My advice is to just start doing it. Start with something simple, but then give yourself a real project to work on. C++ is easiest to learn in the trenches. There are a ton of good books and blogs. When you need to learn how to do something Bing is your friend and I think just looking for answers to questions as they arise is a great way to learn. Copying code from a book (tutorial) just doesn’t do anything for me.
Do you have any favorite C++ favorite authors or books?
It depends on what you’re trying to learn, but from my perspective of being an MFC fan I think Jeff Procise’s book “Programming Windows with MFC” is still a great place to start. It’s a bit dated, but it works.
Where are your favorite technical places on the Web?
I use www.codeproject.com a lot. Other than that I use search engines, like Bing, all the time to look up information, syntax, etc. The MSDN forums are a good place to ask questions, but my experience has been that so many questions have been asked about C++ you are better off using a search engine first and you will likely find several immediate answers. There is a ton of useful information available almost in a heartbeat.
What community contribution have you done recently which are you most proud of?
I used to spend a lot of time on support forums, but I found that there are so many people answering questions there these days that before I could get in most questions had been answered; often several times. That’s a great thing for the community, but not so great for needing me to participate there. I update my blog website periodically with real life code snippets from my programs. I’ve had lots of feedback from people who appreciate it. I also work with people locally and all over the web trying to move to newer versions of the IDE and compiler. Recently we’re starting to organize a local computer club in my small town.
What question should I have asked?
What’s next for C++?
And the answer?
C++ has come a longs ways towards competing in the new Microsoft mix on Windows 8. It will take some time for Windows 8 to proliferate to devices and new machines to replace the old. C++ is also still a great platform for creating fast, small desktop programs. Windows 8 makes the desktop experience a little less in the forefront, but there will be people with Windows machines on their desk for a really long time; perhaps forever. I feel like the desktop is here to stay for the foreseeable future and C++/MFC will still play a major role in that area; especially given the number of legacy programs that need to be maintained.

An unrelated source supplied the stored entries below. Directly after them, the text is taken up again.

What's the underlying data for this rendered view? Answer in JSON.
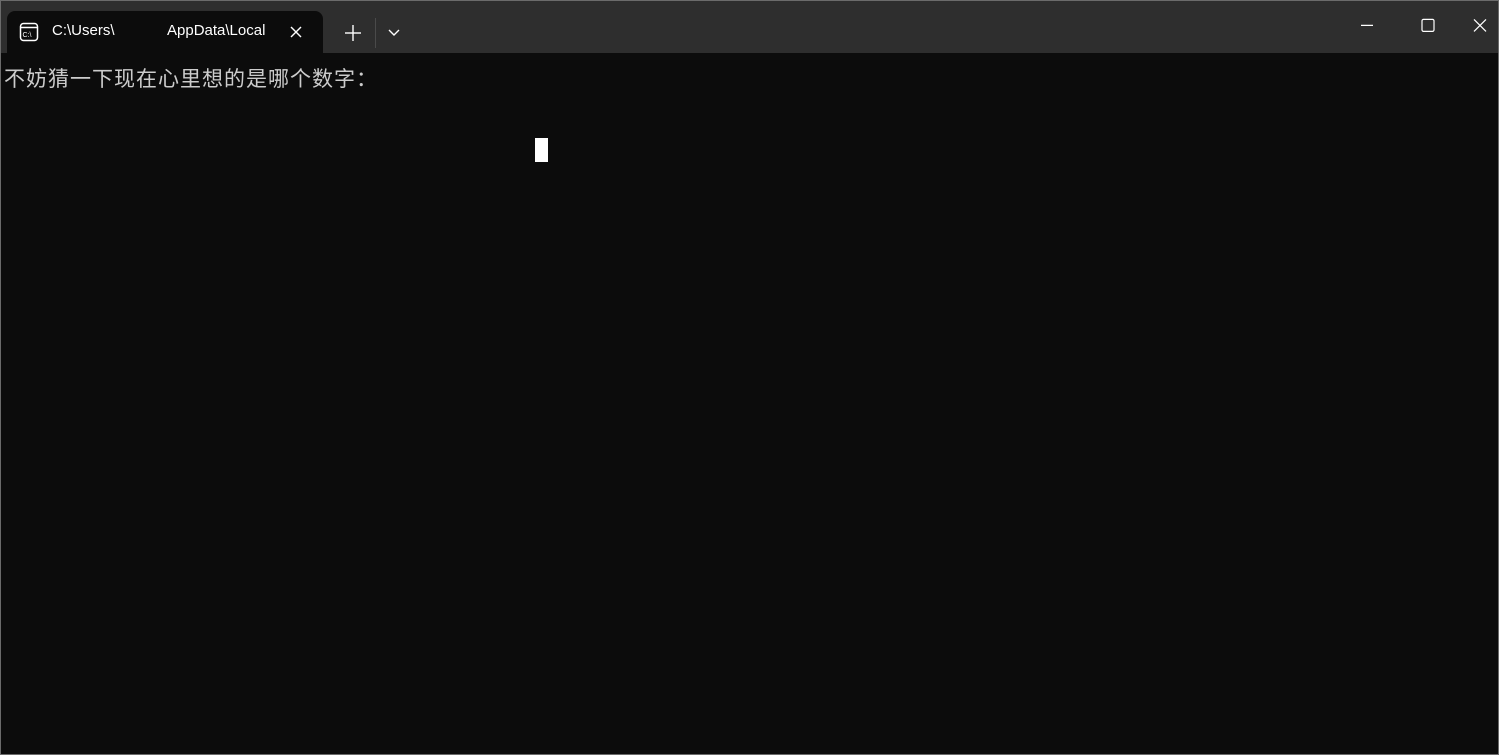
{
  "window": {
    "tab": {
      "icon": "terminal-cmd-icon",
      "title_part1": "C:\\Users\\",
      "title_part2": "AppData\\Local"
    },
    "controls": {
      "new_tab_icon": "plus-icon",
      "dropdown_icon": "chevron-down-icon",
      "minimize_icon": "minimize-icon",
      "maximize_icon": "maximize-icon",
      "close_icon": "close-icon"
    }
  },
  "terminal": {
    "output_line": "不妨猜一下现在心里想的是哪个数字："
  },
  "colors": {
    "titlebar_bg": "#2e2e2e",
    "terminal_bg": "#0c0c0c",
    "text": "#cccccc",
    "cursor": "#ffffff"
  }
}
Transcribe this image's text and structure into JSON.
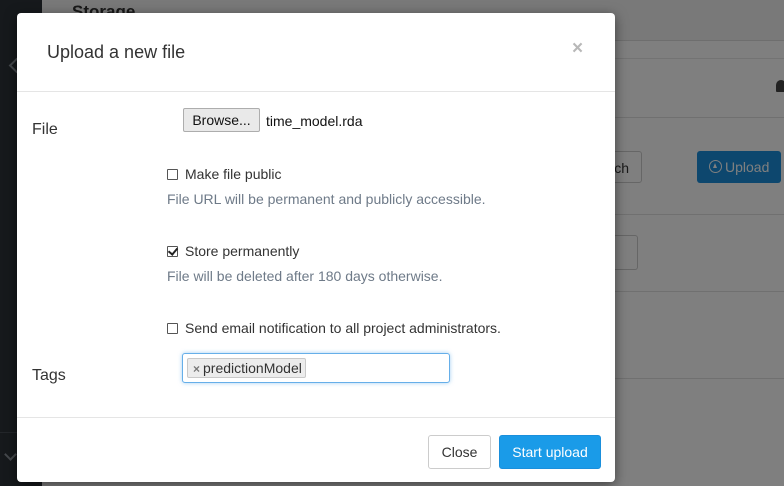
{
  "background": {
    "page_title": "Storage",
    "search_button_label": "ch",
    "upload_button_label": "Upload"
  },
  "modal": {
    "title": "Upload a new file",
    "close_icon": "×",
    "file_label": "File",
    "browse_label": "Browse...",
    "file_name": "time_model.rda",
    "options": [
      {
        "label": "Make file public",
        "checked": false,
        "help": "File URL will be permanent and publicly accessible."
      },
      {
        "label": "Store permanently",
        "checked": true,
        "help": "File will be deleted after 180 days otherwise."
      },
      {
        "label": "Send email notification to all project administrators.",
        "checked": false
      }
    ],
    "tags_label": "Tags",
    "tags": [
      {
        "remove_icon": "×",
        "label": "predictionModel"
      }
    ],
    "footer": {
      "close_label": "Close",
      "start_label": "Start upload"
    }
  },
  "colors": {
    "primary": "#1a9be8",
    "focus_border": "#66afe9",
    "help_text": "#6e7a88"
  }
}
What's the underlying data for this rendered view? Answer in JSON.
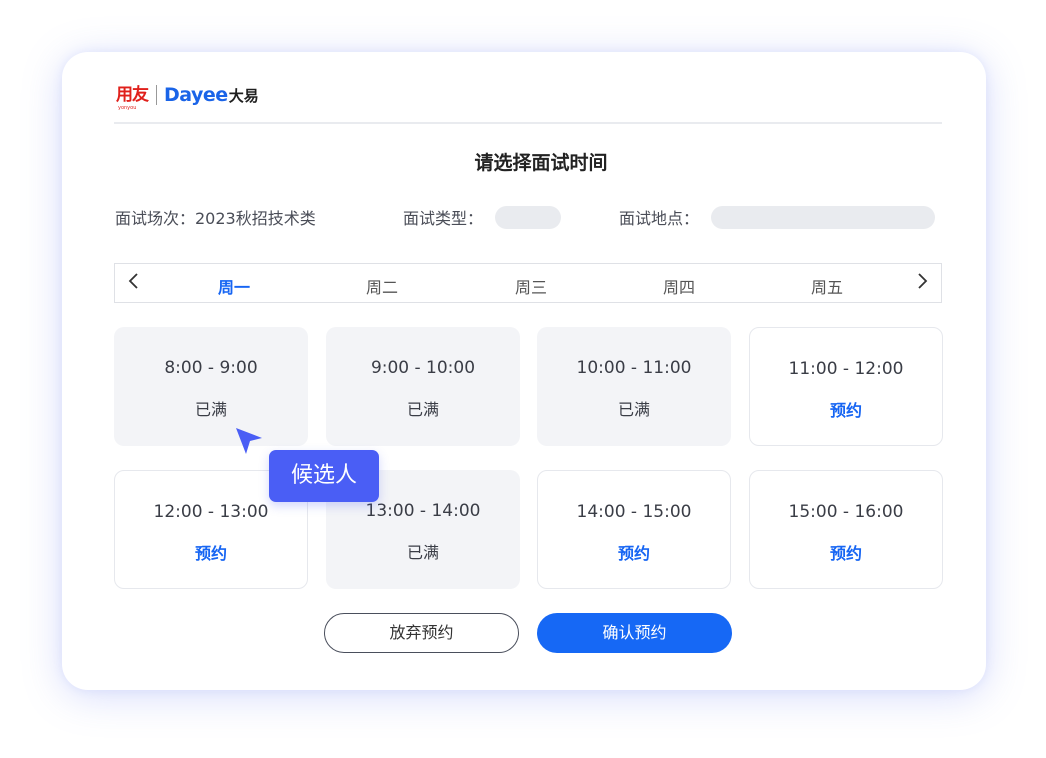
{
  "logo": {
    "brand_cn": "用友",
    "brand_en": "yonyou",
    "dayee_d": "D",
    "dayee_rest": "ayee",
    "dayee_cn": "大易"
  },
  "title": "请选择面试时间",
  "info": {
    "session": "面试场次：2023秋招技术类",
    "type_label": "面试类型：",
    "place_label": "面试地点："
  },
  "week": {
    "prev": "<",
    "next": ">",
    "days": [
      "周一",
      "周二",
      "周三",
      "周四",
      "周五"
    ],
    "active_index": 0
  },
  "slots": [
    {
      "time": "8:00 - 9:00",
      "status": "已满"
    },
    {
      "time": "9:00 - 10:00",
      "status": "已满"
    },
    {
      "time": "10:00 - 11:00",
      "status": "已满"
    },
    {
      "time": "11:00 - 12:00",
      "status": "预约"
    },
    {
      "time": "12:00 - 13:00",
      "status": "预约"
    },
    {
      "time": "13:00 - 14:00",
      "status": "已满"
    },
    {
      "time": "14:00 - 15:00",
      "status": "预约"
    },
    {
      "time": "15:00 - 16:00",
      "status": "预约"
    }
  ],
  "buttons": {
    "cancel": "放弃预约",
    "confirm": "确认预约"
  },
  "cursor_tag": "候选人",
  "colors": {
    "accent": "#1665f3",
    "tag": "#4a5ef5",
    "full_bg": "#f3f4f7"
  }
}
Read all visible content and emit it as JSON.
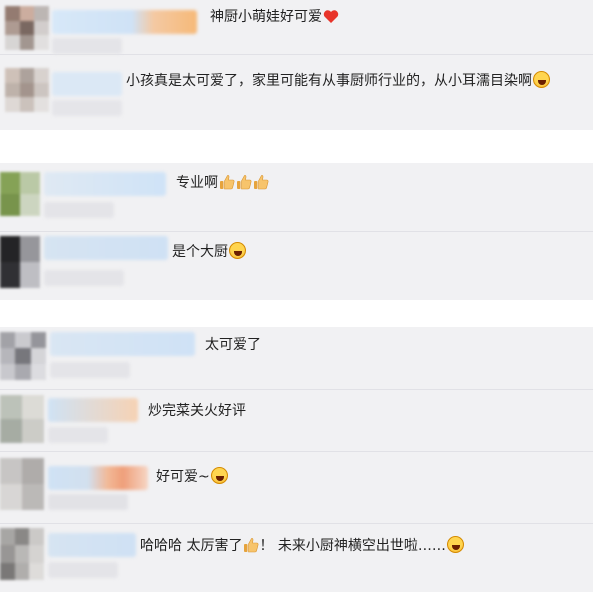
{
  "comments": [
    {
      "text": "神厨小萌娃好可爱",
      "emoji": "heart-icon"
    },
    {
      "text": "小孩真是太可爱了，家里可能有从事厨师行业的，从小耳濡目染啊",
      "emoji": "laugh-icon"
    },
    {
      "text": "专业啊",
      "emoji": "thumbs-up-icon x3"
    },
    {
      "text": "是个大厨",
      "emoji": "laugh-icon"
    },
    {
      "text": "太可爱了",
      "emoji": ""
    },
    {
      "text": "炒完菜关火好评",
      "emoji": ""
    },
    {
      "text": "好可爱~",
      "emoji": "laugh-icon"
    },
    {
      "text_a": "哈哈哈 太厉害了",
      "text_b": "！ 未来小厨神横空出世啦……",
      "emoji": "thumbs-up-icon, laugh-icon"
    }
  ],
  "colors": {
    "accent_heart": "#e8342a",
    "thumb": "#f5b041",
    "blur_blue": "#cfe4f7",
    "blur_orange": "#f7c28b"
  }
}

I join with my peers in wishing there was an expanded desktop framework for C++/Desktop/UI development, but I fear that will not happen. Most of the momentum seems to be towards the Win/RT direction. Still, I think Windows will continue to live as a Janus (the Roman god of transitions and beginnings – with two faces) of sorts with one face supporting the vertical plane (tablet) and the other supporting the horizontal (desktop). Most saavy C++ programs will try to build on both paradigms. I’d love to see Microsoft provide better support tools for migrating older native programs to the new WinRT platform so the code could be shared. C++ may well end up living in the back end with other, easier to do UI, languages in the front.
Still, I can’t help but believe if we could have the small footprint and quick execution of C++/MFC with a full featured UI builder, like other .NET languages have, we’d have a killer.
One last thing… C++ is always a great back end for any program. So, even if C#, or something other syntax, is used C++ is always available to do a lot of the real work in the program where speed is an imperative. If we had a better integration paradigm that would also be a huge boon.
Thanks Tom. Community, what do you think should be next for C++?